- The New Mexico Public Regulation Commission (PRC) on Wednesday denied Connecticut-based Avangrid's proposed $8 billion acquisition of PNM Resources, after a hearing examiner warned in November of reliability risks, the potential for higher prices and slower development of renewable resources.
- The denial was still unexpected, say observers, with 23 of two dozen intervening parties, including customer and clean energy advocates, supporting an agreement allowing the deal to proceed. PRC staff also agreed not to oppose the merger.
- Some clean energy advocates say utility consolidation is not necessary for decarbonization and customers have dodged a bullet, while others see a missed opportunity. The deal can still be salvaged and has about a 30% chance of moving forward, according to Rob Rains, a senior vice president and energy analyst at research firm Washington Analysis.
Whatever happens with the PNM-Avangrid merger, it is clear that state regulators are now viewing utility mergers in a new light, Rains said.
"Before 2016 you had four [merger] denials by utility commissions. Since then, we've seen a whole lot more and utility commissions are totally unafraid to deny a deal and use it as a bargaining tool for more concessions," Rains said in an email.
There are ways the deal can still move ahead, Rains said, adding that since 1991 he's watched 11 deals get denied by utility regulators. "Eight of those stayed dead and three got approved," he said, in particular pointing to Exelon's 2016 acquisition of Pepco which was twice rejected by the D.C. Public Service Commission and ultimately approved over the objection of the Chairman Betty Ann Kane.
PNM and Avangrid had agreed to new reliability standards and penalties, should service degrade, in an attempt to gain PRC approval. But the concessions were not enough to win the support of the commission and some customer advocates.
The rejection "is welcome news for consumers and the climate," Tyson Slocum, energy program director at Public Citizen, said in an email. "We don’t need corporate utility mergers to combat climate change. It turns out bigger is not better."
Slocum said Avangrid’s "terrible record" in New England appeared to give regulators pause.
Among intervening parties at the PRC, the nonprofit New Energy Economy was the lone holdout opposed to the deal.
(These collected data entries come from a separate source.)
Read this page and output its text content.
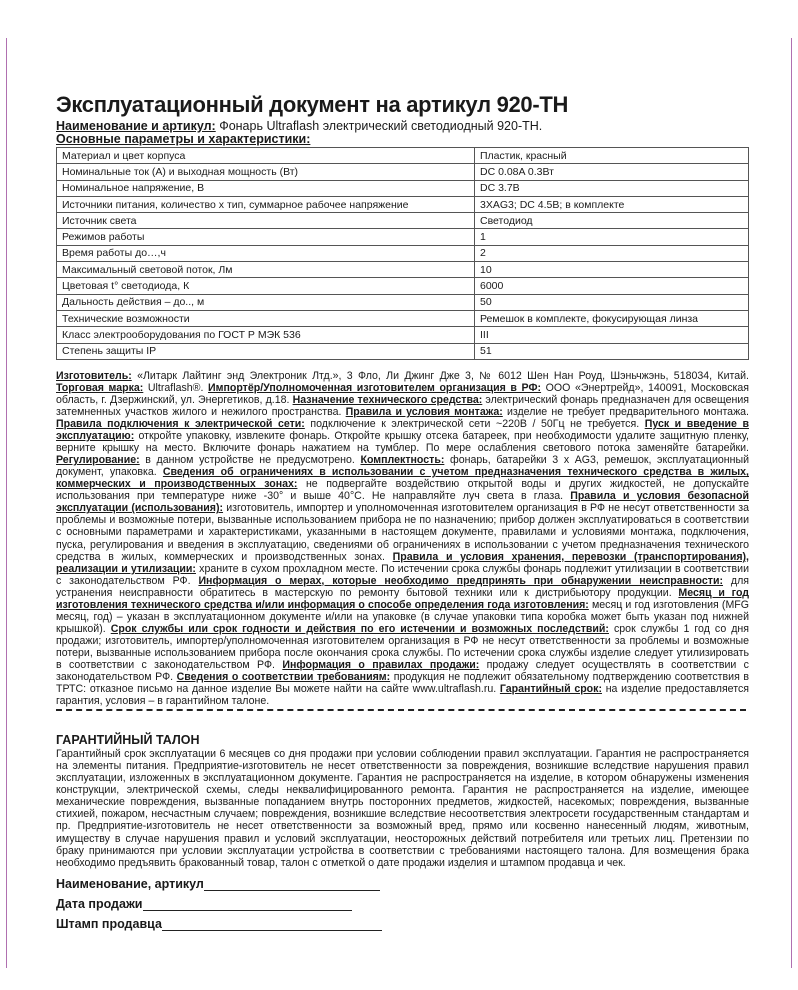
Эксплуатационный документ на артикул 920-ТН
Наименование и артикул: Фонарь Ultraflash электрический светодиодный 920-ТН.
Основные параметры и характеристики:
Материал и цвет корпуса	Пластик, красный
Номинальные ток (А) и выходная мощность (Вт)	DC 0.08A 0.3Вт
Номинальное напряжение, В	DC 3.7В
Источники питания, количество х тип, суммарное рабочее напряжение	3XAG3; DC 4.5В; в комплекте
Источник света	Светодиод
Режимов работы	1
Время работы до…,ч	2
Максимальный световой поток, Лм	10
Цветовая t° светодиода, К	6000
Дальность действия – до.., м	50
Технические возможности	Ремешок в комплекте, фокусирующая линза
Класс электрооборудования по ГОСТ Р МЭК 536	III
Степень защиты IP	51
Изготовитель: «Литарк Лайтинг энд Электроник Лтд.», 3 Фло, Ли Джинг Дже 3, № 6012 Шен Нан Роуд, Шэньчжэнь, 518034, Китай. Торговая марка: Ultraflash®. Импортёр/Уполномоченная изготовителем организация в РФ: ООО «Энертрейд», 140091, Московская область, г. Дзержинский, ул. Энергетиков, д.18. Назначение технического средства: электрический фонарь предназначен для освещения затемненных участков жилого и нежилого пространства. Правила и условия монтажа: изделие не требует предварительного монтажа. Правила подключения к электрической сети: подключение к электрической сети ~220В / 50Гц не требуется. Пуск и введение в эксплуатацию: откройте упаковку, извлеките фонарь. Откройте крышку отсека батареек, при необходимости удалите защитную пленку, верните крышку на место. Включите фонарь нажатием на тумблер. По мере ослабления светового потока заменяйте батарейки. Регулирование: в данном устройстве не предусмотрено. Комплектность: фонарь, батарейки 3 х AG3, ремешок, эксплуатационный документ, упаковка. Сведения об ограничениях в использовании с учетом предназначения технического средства в жилых, коммерческих и производственных зонах: не подвергайте воздействию открытой воды и других жидкостей, не допускайте использования при температуре ниже -30° и выше 40°С. Не направляйте луч света в глаза. Правила и условия безопасной эксплуатации (использования): изготовитель, импортер и уполномоченная изготовителем организация в РФ не несут ответственности за проблемы и возможные потери, вызванные использованием прибора не по назначению; прибор должен эксплуатироваться в соответствии с основными параметрами и характеристиками, указанными в настоящем документе, правилами и условиями монтажа, подключения, пуска, регулирования и введения в эксплуатацию, сведениями об ограничениях в использовании с учетом предназначения технического средства в жилых, коммерческих и производственных зонах. Правила и условия хранения, перевозки (транспортирования), реализации и утилизации: храните в сухом прохладном месте. По истечении срока службы фонарь подлежит утилизации в соответствии с законодательством РФ. Информация о мерах, которые необходимо предпринять при обнаружении неисправности: для устранения неисправности обратитесь в мастерскую по ремонту бытовой техники или к дистрибьютору продукции. Месяц и год изготовления технического средства и/или информация о способе определения года изготовления: месяц и год изготовления (MFG месяц, год) – указан в эксплуатационном документе и/или на упаковке (в случае упаковки типа коробка может быть указан под нижней крышкой). Срок службы или срок годности и действия по его истечении и возможных последствий: срок службы 1 год со дня продажи; изготовитель, импортер/уполномоченная изготовителем организация в РФ не несут ответственности за проблемы и возможные потери, вызванные использованием прибора после окончания срока службы. По истечении срока службы изделие следует утилизировать в соответствии с законодательством РФ. Информация о правилах продажи: продажу следует осуществлять в соответствии с законодательством РФ. Сведения о соответствии требованиям: продукция не подлежит обязательному подтверждению соответствия в ТРТС: отказное письмо на данное изделие Вы можете найти на сайте www.ultraflash.ru. Гарантийный срок: на изделие предоставляется гарантия, условия – в гарантийном талоне.
ГАРАНТИЙНЫЙ ТАЛОН
Гарантийный срок эксплуатации 6 месяцев со дня продажи при условии соблюдении правил эксплуатации. Гарантия не распространяется на элементы питания. Предприятие-изготовитель не несет ответственности за повреждения, возникшие вследствие нарушения правил эксплуатации, изложенных в эксплуатационном документе. Гарантия не распространяется на изделие, в котором обнаружены изменения конструкции, электрической схемы, следы неквалифицированного ремонта. Гарантия не распространяется на изделие, имеющее механические повреждения, вызванные попаданием внутрь посторонних предметов, жидкостей, насекомых; повреждения, вызванные стихией, пожаром, несчастным случаем; повреждения, возникшие вследствие несоответствия электросети государственным стандартам и пр. Предприятие-изготовитель не несет ответственности за возможный вред, прямо или косвенно нанесенный людям, животным, имуществу в случае нарушения правил и условий эксплуатации, неосторожных действий потребителя или третьих лиц. Претензии по браку принимаются при условии эксплуатации устройства в соответствии с требованиями настоящего талона. Для возмещения брака необходимо предъявить бракованный товар, талон с отметкой о дате продажи изделия и штампом продавца и чек.
Наименование, артикул
Дата продажи
Штамп продавца
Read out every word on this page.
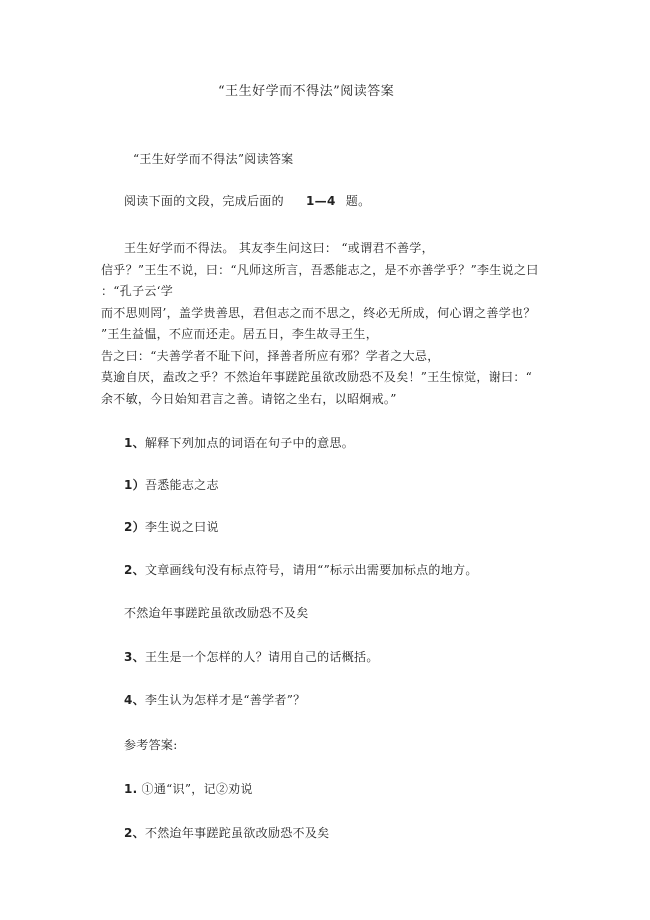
“王生好学而不得法”阅读答案
“王生好学而不得法”阅读答案
阅读下面的文段，完成后面的 1—4 题。
王生好学而不得法。 其友李生问这曰： “或谓君不善学，
信乎？”王生不说，曰：“凡师这所言，吾悉能志之，是不亦善学乎？”李生说之曰
：“孔子云‘学
而不思则罔’，盖学贵善思，君但志之而不思之，终必无所成，何心谓之善学也？
”王生益愠，不应而还走。居五日，李生故寻王生，
告之曰：“夫善学者不耻下问，择善者所应有邪？学者之大忌，
莫逾自厌，盍改之乎？不然迨年事蹉跎虽欲改励恐不及矣！”王生惊觉，谢曰：“
余不敏，今日始知君言之善。请铭之坐右，以昭炯戒。”
1、解释下列加点的词语在句子中的意思。
1）吾悉能志之志
2）李生说之曰说
2、文章画线句没有标点符号，请用“”标示出需要加标点的地方。
不然迨年事蹉跎虽欲改励恐不及矣
3、王生是一个怎样的人？请用自己的话概括。
4、李生认为怎样才是“善学者”？
参考答案:
1. ①通“识”，记②劝说
2、不然迨年事蹉跎虽欲改励恐不及矣
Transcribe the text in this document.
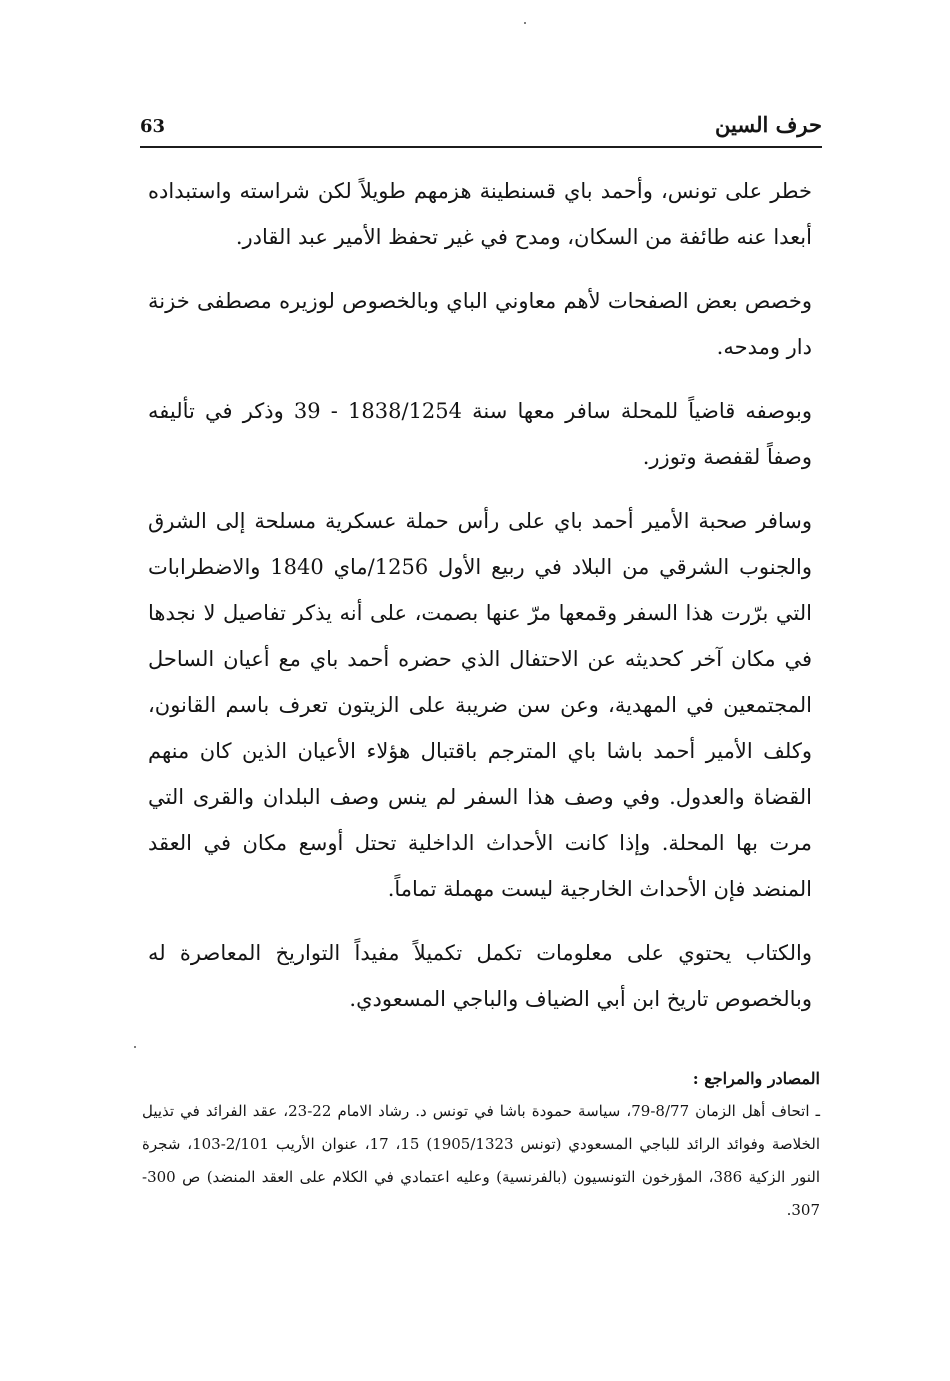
63	حرف السين

خطر على تونس، وأحمد باي قسنطينة هزمهم طويلاً لكن شراسته واستبداده أبعدا عنه طائفة من السكان، ومدح في غير تحفظ الأمير عبد القادر.

وخصص بعض الصفحات لأهم معاوني الباي وبالخصوص لوزيره مصطفى خزنة دار ومدحه.

وبوصفه قاضياً للمحلة سافر معها سنة 1838/1254 - 39 وذكر في تأليفه وصفاً لقفصة وتوزر.

وسافر صحبة الأمير أحمد باي على رأس حملة عسكرية مسلحة إلى الشرق والجنوب الشرقي من البلاد في ربيع الأول 1256/ماي 1840 والاضطرابات التي برّرت هذا السفر وقمعها مرّ عنها بصمت، على أنه يذكر تفاصيل لا نجدها في مكان آخر كحديثه عن الاحتفال الذي حضره أحمد باي مع أعيان الساحل المجتمعين في المهدية، وعن سن ضريبة على الزيتون تعرف باسم القانون، وكلف الأمير أحمد باشا باي المترجم باقتبال هؤلاء الأعيان الذين كان منهم القضاة والعدول. وفي وصف هذا السفر لم ينس وصف البلدان والقرى التي مرت بها المحلة. وإذا كانت الأحداث الداخلية تحتل أوسع مكان في العقد المنضد فإن الأحداث الخارجية ليست مهملة تماماً.

والكتاب يحتوي على معلومات تكمل تكميلاً مفيداً التواريخ المعاصرة له وبالخصوص تاريخ ابن أبي الضياف والباجي المسعودي.

المصادر والمراجع :

ـ اتحاف أهل الزمان 8/77-79، سياسة حمودة باشا في تونس د. رشاد الامام 22-23، عقد الفرائد في تذييل الخلاصة وفوائد الرائد للباجي المسعودي (تونس 1905/1323) 15، 17، عنوان الأريب 2/101-103، شجرة النور الزكية 386، المؤرخون التونسيون (بالفرنسية) وعليه اعتمادي في الكلام على العقد المنضد) ص 300-307.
The group warned that Avangrid, which owns eight electric and natural gas utilities in the Northeast and New England, is facing $60 million in penalties and fines for unreliable and expensive electric service.
"New Mexico dodged a bullet," the group said in a statement.
Other groups see a lost opportunity.
"This unfortunate decision ... means our state will lose $300 million in benefits for ratepayers, communities, and workers, as well as the important commitments and capabilities Avangrid would bring to address climate change," Steve Michel, deputy director of Western Resource Advocates’ Clean Energy Program, said in a statement.
"We are disappointed that the expansion of energy efficiency for limited income residents and arrears forgiveness which we have worked long and hard for will now disappear," said Ona Porter, president and CEO of the New Mexico equity-focused nonprofit Prosperity Works.
The New Mexico rejection doesn't mean the deal is done, and PNM says it is still considering options.
"We will continue to evaluate any next steps that could allow us to bring the positive benefits to the people we serve," PNM Chairman, President and CEO Pat Vincent-Collawn said in a statement.
Avangrid and PNM have 30 days to request rehearing on an expedited basis, which Rains called "unlikely" to succeed as it is rarely granted by the commission. Avangrid could then appeal to the New Mexico Supreme Court, potentially resulting in reconsideration by the PRC.
The PRC is getting a makeover, however. New Mexico approved Constitutional Amendment 1 in 2020, meaning that in 2023 the commission will become an appointed committee with new members selected by the governor. Commissioners are currently elected from districts.
"Avangrid and PNM officials may simply opt to roll the dice on a new set of faces and a more sympathetic review in 2023, although there is obviously no guarantee of a different result," Rains wrote in a research note Wednesday.